We continue to see numerous cases wherein the legal status of a contract is in dispute: employment agreement or independent contractor? The effects of each qualification differ substantially. Proper drafting of the contractual arrangement is essential to avoid future problems, although the principle of “substance over form” applies as well.
A Dutch company contracted a German individual to perform certain services from his home address in Germany. The ‘appointment letter’ signed by both parties, includes the words ‘employment agreement’. It also refers to ‘other employment conditions’. However, the parties also agree that the individual will bear all tax consequences, employer’s as well as employee’s.

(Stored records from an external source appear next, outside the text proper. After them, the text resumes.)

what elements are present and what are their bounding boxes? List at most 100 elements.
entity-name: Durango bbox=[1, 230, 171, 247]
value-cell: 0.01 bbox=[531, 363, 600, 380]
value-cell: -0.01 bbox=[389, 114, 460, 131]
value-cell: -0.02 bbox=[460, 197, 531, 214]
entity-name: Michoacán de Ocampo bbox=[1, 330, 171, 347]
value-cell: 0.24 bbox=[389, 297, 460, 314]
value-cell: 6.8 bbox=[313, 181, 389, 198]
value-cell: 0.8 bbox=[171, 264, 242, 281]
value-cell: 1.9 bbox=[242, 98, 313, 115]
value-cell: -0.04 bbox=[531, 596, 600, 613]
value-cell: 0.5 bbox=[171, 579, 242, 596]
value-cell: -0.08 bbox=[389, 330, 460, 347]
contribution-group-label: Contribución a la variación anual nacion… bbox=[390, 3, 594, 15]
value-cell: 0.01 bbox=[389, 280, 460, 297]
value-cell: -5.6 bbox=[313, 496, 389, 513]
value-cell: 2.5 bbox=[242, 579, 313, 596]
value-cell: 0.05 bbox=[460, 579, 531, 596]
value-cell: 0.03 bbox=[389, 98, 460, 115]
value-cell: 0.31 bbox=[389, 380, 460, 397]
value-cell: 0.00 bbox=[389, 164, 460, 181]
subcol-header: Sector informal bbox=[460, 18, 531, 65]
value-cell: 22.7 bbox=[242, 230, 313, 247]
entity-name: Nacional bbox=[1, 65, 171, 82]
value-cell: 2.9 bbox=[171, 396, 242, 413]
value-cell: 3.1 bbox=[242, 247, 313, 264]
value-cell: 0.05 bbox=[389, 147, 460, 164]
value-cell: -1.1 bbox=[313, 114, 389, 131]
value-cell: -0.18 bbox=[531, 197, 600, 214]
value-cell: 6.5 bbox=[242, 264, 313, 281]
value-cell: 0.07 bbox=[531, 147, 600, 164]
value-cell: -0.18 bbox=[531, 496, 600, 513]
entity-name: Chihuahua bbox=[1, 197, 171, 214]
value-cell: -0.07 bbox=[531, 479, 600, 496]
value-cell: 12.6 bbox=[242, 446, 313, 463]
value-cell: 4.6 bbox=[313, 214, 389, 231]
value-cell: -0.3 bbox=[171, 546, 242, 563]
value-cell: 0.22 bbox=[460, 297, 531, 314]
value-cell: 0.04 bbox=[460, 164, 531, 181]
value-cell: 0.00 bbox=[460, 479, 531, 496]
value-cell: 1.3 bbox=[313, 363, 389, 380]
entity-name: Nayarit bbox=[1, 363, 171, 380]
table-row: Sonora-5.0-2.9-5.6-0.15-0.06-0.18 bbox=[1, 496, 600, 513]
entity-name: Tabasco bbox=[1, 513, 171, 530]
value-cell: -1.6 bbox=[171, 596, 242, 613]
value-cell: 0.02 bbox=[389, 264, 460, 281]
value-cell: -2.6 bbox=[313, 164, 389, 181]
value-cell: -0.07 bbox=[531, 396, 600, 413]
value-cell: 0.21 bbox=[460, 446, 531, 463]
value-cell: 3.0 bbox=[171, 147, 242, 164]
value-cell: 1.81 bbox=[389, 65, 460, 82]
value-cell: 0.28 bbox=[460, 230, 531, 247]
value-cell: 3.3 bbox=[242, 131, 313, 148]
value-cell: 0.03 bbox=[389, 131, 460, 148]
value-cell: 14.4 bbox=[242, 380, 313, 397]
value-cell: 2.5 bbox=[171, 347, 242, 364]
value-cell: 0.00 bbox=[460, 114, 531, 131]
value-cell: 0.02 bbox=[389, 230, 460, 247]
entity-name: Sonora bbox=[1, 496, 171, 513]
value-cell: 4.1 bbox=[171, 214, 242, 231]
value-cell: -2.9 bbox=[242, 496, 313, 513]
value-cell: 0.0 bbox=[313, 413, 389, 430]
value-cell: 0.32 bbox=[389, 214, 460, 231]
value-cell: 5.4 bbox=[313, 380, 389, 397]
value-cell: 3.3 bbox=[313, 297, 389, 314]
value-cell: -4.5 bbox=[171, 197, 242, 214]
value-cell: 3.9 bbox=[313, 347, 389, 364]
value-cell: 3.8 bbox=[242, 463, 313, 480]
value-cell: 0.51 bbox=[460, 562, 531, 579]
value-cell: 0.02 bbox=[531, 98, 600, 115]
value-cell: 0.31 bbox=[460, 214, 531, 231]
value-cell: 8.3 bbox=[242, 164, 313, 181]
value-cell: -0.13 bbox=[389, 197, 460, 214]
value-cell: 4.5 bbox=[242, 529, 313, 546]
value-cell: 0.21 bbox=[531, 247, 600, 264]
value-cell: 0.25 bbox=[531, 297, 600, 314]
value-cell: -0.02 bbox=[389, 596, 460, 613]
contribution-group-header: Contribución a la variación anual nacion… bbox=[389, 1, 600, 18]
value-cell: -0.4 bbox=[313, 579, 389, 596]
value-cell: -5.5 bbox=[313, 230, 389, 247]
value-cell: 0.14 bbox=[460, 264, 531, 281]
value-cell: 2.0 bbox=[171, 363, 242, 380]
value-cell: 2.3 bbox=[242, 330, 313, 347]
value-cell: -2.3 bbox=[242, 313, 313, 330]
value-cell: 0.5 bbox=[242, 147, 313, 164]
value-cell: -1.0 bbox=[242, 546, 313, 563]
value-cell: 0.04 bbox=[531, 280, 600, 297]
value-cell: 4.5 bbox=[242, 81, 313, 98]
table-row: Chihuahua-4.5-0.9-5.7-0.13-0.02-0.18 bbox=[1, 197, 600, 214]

Based on the wording of the appointment letter, the court ruled that the appointment letter was intended to be an employment agreement. The Dutch company defended itself by arguing that the parties had intended the individual to be self-employed. The company based its argument on the fact that parties agreed that the individual would bear all tax consequences. The court set aside that defence by arguing that although the parties agreed that the individual would bear all tax consequences, nothing in the appointment letter shows that the individual would do this as a self-employed person (and not in the capacity of employee).
What this means for you
Employers should be aware that the intentions of the parties are decisive. Initially these intentions will be derived from the text of the contract. Careful drafting of the services agreement therefore is essential. Nevertheless deviating practice may override the analysis of the contract text (substance over form).